Hofmann Hans · Ständerat · Zürich · Fraktion der Schweizerischen Volkspartei · 2005-10-06

Wortprotokoll

Ich bitte Sie meinerseits, den Antrag der Minderheit Inderkum abzulehnen.

Wir haben im Einleitungssatz dieses Absatzes 2 nach der Diskussion klar festgehalten, dass ein Umweltverträglichkeitsbericht diejenigen Angaben enthalten muss, "die zur Prüfung des Vorhabens nach den Vorschriften über den Schutz der Umwelt nötig sind". Diese klare Gesetzgebung wurde schon bisher mit der Forderung nach der Prüfung zusätzlicher Massnahmen gleich wieder verwässert. Die Aufhebung von Buchstabe d von Artikel 10b Absatz 2 hat ihren Hauptgrund darin, dass immer wieder unnötige Berichte erarbeitet werden. Dies bildete einen Schwerpunkt meiner parlamentarischen Initiative.

Es ist ja unser aller Ziel, die langwierigen Bewilligungsverfahren zu vereinfachen und zu beschleunigen. Buchstabe d läuft diesen Bestrebungen jedoch klar zuwider. Das Gesetz besagt, dass alles geprüft werden muss, was nötig ist. Das wollen wir auch tun. Aber warum sollen noch weitere, über das Gesetz hinausgehende Massnahmen geprüft werden? Entweder gilt das Gesetz, oder es gilt nicht. Dieser Buchstabe d ist wirklich ein sogenannter Gummiparagraf, der unsere ganzen Bestrebungen unterläuft und dem Missbrauch Tür und Tor öffnet. Stellen Sie sich eine solche schwammige Gesetzgebung in anderen Bereichen vor, zum Beispiel im Steuergesetz!

Der Minderheitsantrag ist eigentlich gut gemeint. Er versucht, eine Brücke zwischen der gänzlichen Aufhebung und dem bisherigen Text zu schlagen. Aber auch mit diesem geänderten Text wird sich im Vollzug nichts ändern: Eine Bauherrschaft müsste immer noch beweisen können, dass diese zusätzlichen Untersuchungen, die über das vom Gesetz geforderte Mass hinausgehen, betrieblich nicht möglich und wirtschaftlich nicht tragbar wären. Wie sollten zum Beispiel Investoren wie Migros, Coop, die Grossbanken oder auch der Staat, der sehr oft betroffen ist, dies beweisen können?
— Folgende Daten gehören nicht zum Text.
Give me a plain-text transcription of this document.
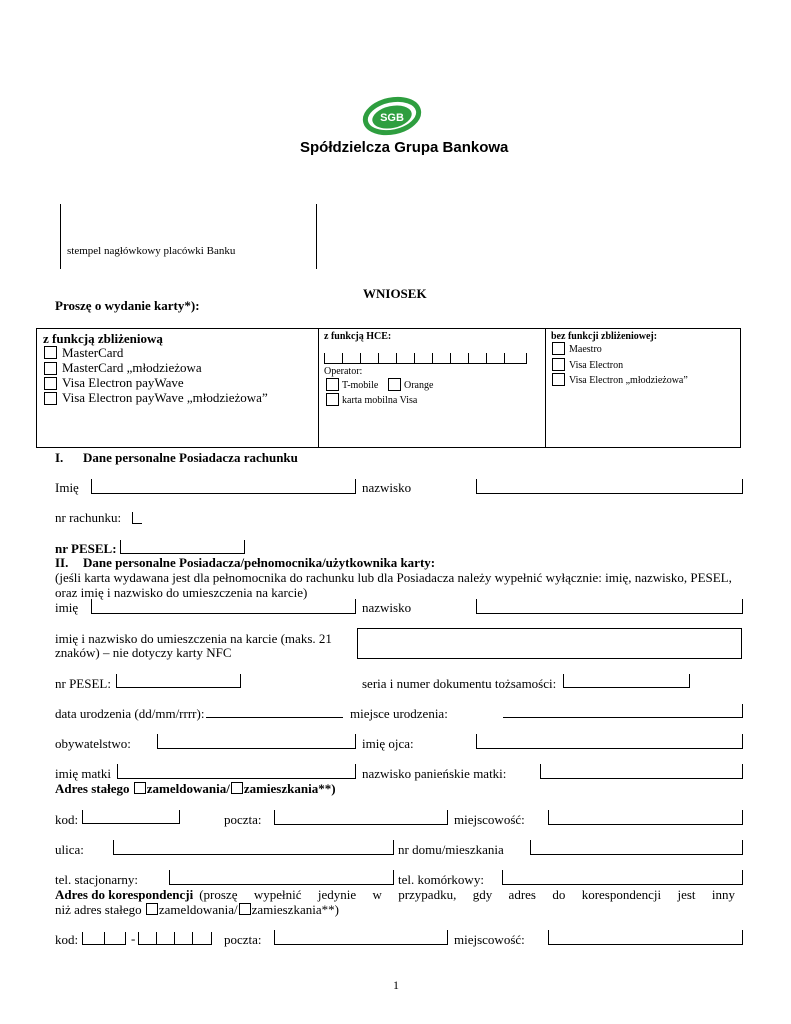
SGB
Spółdzielcza Grupa Bankowa
stempel nagłówkowy placówki Banku
WNIOSEK
Proszę o wydanie karty*):
z funkcją zbliżeniową
MasterCard
MasterCard „młodzieżowa
Visa Electron payWave
Visa Electron payWave „młodzieżowa”
z funkcją HCE:
Operator:
T-mobile	Orange
karta mobilna Visa
bez funkcji zbliżeniowej:
Maestro
Visa Electron
Visa Electron „młodzieżowa”
I. Dane personalne Posiadacza rachunku
Imię	nazwisko
nr rachunku:
nr PESEL:
II. Dane personalne Posiadacza/pełnomocnika/użytkownika karty:
(jeśli karta wydawana jest dla pełnomocnika do rachunku lub dla Posiadacza należy wypełnić wyłącznie: imię, nazwisko, PESEL,
oraz imię i nazwisko do umieszczenia na karcie)
imię	nazwisko
imię i nazwisko do umieszczenia na karcie (maks. 21
znaków) – nie dotyczy karty NFC
nr PESEL:	seria i numer dokumentu tożsamości:
data urodzenia (dd/mm/rrrr):	miejsce urodzenia:
obywatelstwo:	imię ojca:
imię matki	nazwisko panieńskie matki:
Adres stałego zameldowania/ zamieszkania**)
kod:	poczta:	miejscowość:
ulica:	nr domu/mieszkania
tel. stacjonarny:	tel. komórkowy:
Adres do korespondencji (proszę wypełnić jedynie w przypadku, gdy adres do korespondencji jest inny
niż adres stałego zameldowania/ zamieszkania**)
kod:	-	poczta:	miejscowość:
1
Es gäbe ein Rechtsmittelverfahren nur zur Frage der Zumutbarkeit. Dieser gutgemeinte Vermittlungsantrag würde also einen neuen, zusätzlichen "Kriegsschauplatz" eröffnen. Das wird wohl niemand in Kauf nehmen. Und man würde halt weiter lieber auf der sicheren Seite sein und solche zusätzlichen Massnahmen in aufwendigen Studien prüfen lassen.
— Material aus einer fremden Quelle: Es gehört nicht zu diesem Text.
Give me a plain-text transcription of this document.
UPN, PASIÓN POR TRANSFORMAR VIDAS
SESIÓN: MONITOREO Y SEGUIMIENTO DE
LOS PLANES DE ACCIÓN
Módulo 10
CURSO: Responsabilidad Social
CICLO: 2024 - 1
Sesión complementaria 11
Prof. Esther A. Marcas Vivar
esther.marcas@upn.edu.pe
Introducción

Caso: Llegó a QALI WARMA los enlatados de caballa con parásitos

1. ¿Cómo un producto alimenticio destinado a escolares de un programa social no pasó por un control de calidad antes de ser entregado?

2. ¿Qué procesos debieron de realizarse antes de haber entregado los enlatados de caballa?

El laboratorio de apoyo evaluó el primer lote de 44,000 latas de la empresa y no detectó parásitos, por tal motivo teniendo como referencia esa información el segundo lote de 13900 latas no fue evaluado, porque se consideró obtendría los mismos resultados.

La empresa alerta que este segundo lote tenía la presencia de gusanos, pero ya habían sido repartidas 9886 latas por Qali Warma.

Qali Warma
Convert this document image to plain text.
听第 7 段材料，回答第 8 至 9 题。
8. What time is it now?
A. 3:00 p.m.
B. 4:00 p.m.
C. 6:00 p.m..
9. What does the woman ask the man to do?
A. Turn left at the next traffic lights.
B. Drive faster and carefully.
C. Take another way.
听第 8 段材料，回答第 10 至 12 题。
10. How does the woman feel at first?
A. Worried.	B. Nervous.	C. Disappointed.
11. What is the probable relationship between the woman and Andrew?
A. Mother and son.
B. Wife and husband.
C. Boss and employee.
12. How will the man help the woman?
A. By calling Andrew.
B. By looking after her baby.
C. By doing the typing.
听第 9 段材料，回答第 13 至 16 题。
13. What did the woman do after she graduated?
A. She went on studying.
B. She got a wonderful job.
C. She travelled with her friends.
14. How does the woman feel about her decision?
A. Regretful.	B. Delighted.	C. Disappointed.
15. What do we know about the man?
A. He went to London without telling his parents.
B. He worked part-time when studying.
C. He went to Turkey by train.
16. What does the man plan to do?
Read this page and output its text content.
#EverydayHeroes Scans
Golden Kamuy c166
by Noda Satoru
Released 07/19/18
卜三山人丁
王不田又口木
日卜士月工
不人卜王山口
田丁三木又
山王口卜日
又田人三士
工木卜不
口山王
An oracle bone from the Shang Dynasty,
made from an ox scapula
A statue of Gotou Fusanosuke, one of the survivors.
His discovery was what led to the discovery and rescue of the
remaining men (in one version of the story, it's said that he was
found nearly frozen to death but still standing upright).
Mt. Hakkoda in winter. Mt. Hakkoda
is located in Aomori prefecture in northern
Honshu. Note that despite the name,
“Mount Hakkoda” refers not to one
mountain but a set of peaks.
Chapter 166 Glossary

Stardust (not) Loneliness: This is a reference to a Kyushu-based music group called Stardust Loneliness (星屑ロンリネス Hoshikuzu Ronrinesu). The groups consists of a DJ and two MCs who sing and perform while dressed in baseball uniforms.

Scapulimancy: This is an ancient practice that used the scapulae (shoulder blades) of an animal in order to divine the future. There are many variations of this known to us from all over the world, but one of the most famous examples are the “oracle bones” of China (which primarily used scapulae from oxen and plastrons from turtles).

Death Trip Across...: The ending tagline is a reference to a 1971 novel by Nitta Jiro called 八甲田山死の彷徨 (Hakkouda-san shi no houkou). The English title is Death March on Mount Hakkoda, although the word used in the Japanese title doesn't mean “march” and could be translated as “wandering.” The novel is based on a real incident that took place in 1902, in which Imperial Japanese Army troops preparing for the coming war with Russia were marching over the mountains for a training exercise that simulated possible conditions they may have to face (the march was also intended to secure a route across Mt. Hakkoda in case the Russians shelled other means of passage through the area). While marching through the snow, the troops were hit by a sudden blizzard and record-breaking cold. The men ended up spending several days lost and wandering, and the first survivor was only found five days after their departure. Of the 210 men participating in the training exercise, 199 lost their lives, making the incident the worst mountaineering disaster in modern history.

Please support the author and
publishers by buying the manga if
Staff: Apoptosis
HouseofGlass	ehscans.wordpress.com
In der Vernehmlassung haben sich rund zwei Drittel der Kantone klar für die gänzliche Aufhebung dieses Buchstabens d ausgesprochen. Nur gerade knapp ein Drittel hat den Minderheitsantrag bevorzugt.

Ich bitte Sie daher, den Minderheitsantrag abzulehnen und damit nicht nur der Kommissionsmehrheit, sondern auch der klaren Mehrheit der Kantone zu folgen.